UPDATE: In light of @matnor's comment about trouble in interpreting results of regression with baseline in answer, here is a better formula which gives clearer grouped results:
lm(@formula(y~0 + group + x & group), df)
With this regression the table is mostly self-explanatory. Note covariance still needs interpretation (but depending on context may be more applicable).
ORIGINAL ANSWER: It can be as simple as:
lm(@formula(y~1 + group + x*group), df)
GLM fits group as a categorical variable, adding a dummy coefficient (maybe today the PC crowd will change this name) for each group. The interaction term x*group adds another set of dummy coefficients. The first set, represents the intercept of each group, and the second represents the slope. Here are the results:
StatsModels.TableRegressionModel{...}
y ~ 1 + x + group + x & group
Coefficients:
──────────────────────────────────────────────────────
Coef. Std. Error t Pr(>|t|)
──────────────────────────────────────────────────────
(Intercept) 2.14516 1.47762 1.45 0.1686
x 0.403226 0.402988 1.00 0.3340
group: B 2.62322 2.10649 1.25 0.2335
x & group: B -0.723079 0.557198 -1.30 0.2154
──────────────────────────────────────────────────────
Note that group A doesn't appear because it is the baseline group (and corresponds to first intercept/slope pair).

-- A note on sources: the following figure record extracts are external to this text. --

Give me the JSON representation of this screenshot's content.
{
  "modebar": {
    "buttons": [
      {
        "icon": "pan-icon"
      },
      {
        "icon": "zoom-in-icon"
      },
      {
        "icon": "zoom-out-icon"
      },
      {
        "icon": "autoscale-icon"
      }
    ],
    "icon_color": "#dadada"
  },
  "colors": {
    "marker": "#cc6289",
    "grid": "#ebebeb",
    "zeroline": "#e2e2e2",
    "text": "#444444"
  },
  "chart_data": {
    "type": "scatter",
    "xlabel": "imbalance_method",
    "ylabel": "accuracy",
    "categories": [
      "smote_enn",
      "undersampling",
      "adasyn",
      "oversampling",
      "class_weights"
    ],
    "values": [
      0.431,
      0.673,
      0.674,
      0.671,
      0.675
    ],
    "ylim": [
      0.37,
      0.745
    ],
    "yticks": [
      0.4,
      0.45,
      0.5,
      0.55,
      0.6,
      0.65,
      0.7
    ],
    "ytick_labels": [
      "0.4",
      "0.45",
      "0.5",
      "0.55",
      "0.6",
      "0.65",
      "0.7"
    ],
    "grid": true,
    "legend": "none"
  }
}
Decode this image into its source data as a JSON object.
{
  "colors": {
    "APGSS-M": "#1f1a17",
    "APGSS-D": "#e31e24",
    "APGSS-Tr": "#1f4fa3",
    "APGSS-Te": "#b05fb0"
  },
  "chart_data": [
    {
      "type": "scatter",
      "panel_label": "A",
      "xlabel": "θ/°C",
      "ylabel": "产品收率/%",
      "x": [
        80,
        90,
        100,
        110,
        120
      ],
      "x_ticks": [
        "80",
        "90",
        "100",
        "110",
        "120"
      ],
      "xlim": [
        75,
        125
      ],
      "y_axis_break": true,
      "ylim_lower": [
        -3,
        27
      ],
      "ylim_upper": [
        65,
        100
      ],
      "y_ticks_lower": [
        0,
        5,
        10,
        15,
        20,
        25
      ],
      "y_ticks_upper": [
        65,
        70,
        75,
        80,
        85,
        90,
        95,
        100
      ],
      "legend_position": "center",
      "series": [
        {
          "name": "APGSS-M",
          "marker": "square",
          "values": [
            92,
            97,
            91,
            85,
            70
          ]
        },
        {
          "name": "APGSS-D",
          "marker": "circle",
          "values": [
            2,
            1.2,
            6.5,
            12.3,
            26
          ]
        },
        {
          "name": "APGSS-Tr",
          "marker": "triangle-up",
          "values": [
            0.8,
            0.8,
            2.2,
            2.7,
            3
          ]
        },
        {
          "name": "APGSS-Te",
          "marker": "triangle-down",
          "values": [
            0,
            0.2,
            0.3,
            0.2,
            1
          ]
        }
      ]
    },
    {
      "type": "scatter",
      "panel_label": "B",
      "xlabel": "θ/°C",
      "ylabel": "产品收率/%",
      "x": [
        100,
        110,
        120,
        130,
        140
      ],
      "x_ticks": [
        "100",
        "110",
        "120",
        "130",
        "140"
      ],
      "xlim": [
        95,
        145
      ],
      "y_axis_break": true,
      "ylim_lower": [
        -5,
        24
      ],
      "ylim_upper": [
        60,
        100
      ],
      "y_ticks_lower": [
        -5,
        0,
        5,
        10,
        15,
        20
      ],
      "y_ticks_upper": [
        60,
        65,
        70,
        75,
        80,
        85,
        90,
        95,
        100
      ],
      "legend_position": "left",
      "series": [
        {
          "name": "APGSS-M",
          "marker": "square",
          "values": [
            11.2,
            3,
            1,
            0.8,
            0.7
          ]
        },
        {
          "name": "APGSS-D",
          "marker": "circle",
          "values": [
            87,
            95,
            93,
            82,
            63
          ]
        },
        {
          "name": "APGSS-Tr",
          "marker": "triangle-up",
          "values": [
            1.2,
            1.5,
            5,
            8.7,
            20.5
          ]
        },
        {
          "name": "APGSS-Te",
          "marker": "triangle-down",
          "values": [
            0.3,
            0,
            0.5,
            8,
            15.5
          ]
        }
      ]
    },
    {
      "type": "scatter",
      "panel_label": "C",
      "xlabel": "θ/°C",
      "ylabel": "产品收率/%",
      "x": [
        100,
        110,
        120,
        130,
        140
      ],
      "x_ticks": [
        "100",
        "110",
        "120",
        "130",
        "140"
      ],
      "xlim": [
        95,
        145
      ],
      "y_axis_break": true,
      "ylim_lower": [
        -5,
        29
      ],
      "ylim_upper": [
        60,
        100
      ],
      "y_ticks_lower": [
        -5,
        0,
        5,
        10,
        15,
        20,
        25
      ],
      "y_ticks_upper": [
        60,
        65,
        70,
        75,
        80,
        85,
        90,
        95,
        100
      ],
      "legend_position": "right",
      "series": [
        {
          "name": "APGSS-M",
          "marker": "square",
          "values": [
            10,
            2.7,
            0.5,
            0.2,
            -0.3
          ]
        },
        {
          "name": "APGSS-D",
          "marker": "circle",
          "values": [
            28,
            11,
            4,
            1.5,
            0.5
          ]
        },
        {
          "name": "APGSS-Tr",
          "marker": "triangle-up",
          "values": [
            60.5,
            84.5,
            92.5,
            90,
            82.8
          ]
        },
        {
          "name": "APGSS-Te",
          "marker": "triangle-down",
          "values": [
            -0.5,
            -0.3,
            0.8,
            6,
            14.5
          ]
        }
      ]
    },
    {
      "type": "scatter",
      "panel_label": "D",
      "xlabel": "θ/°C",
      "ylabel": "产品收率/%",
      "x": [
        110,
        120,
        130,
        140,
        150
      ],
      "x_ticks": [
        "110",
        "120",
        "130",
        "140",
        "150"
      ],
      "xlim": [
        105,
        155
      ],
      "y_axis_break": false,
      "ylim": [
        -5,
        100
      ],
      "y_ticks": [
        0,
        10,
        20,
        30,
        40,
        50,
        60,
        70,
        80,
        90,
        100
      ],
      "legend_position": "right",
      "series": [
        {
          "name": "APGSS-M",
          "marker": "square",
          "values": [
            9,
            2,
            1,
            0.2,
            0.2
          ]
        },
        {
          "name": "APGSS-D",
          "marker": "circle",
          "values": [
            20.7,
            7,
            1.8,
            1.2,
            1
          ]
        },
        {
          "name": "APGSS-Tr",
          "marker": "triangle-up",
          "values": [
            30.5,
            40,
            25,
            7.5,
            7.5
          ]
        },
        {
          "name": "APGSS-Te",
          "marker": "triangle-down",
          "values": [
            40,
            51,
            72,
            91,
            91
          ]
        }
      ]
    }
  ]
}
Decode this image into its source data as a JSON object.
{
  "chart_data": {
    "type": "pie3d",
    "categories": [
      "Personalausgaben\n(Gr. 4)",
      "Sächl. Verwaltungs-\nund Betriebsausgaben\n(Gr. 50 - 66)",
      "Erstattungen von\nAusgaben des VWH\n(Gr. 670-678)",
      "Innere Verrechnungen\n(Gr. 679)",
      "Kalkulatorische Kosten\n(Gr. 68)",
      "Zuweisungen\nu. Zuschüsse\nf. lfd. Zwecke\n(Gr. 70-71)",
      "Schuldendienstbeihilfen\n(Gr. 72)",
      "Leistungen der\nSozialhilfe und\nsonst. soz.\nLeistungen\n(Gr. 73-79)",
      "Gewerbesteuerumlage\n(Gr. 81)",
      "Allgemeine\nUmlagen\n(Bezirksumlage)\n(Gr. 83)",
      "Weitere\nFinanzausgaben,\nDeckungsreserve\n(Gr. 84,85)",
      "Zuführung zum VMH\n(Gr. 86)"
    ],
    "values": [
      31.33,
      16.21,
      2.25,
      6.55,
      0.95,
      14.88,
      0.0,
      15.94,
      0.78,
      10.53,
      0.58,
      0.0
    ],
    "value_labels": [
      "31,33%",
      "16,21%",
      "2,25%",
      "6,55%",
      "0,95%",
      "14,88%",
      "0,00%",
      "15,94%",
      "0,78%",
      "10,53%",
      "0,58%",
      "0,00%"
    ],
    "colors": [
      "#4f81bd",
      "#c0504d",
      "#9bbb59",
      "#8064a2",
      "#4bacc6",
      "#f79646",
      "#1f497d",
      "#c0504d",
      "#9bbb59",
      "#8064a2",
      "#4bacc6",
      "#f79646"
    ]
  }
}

If you look at the numbers, for example, for group B, you can see 2.62322 and -0.723079 which need to be added to the baseline to get slope/intercept of group:
julia> # 4.76838, -0.319853 are group B slope/intercept
julia> 2.14516 + 2.62322 ≈ 4.76838 # intercept
true
julia> 0.403226 + -0.723079 ≈ -0.319853 # slope
true
There are some benefits in terms of efficiency to this method, as well as added flexibility (GLM has more features).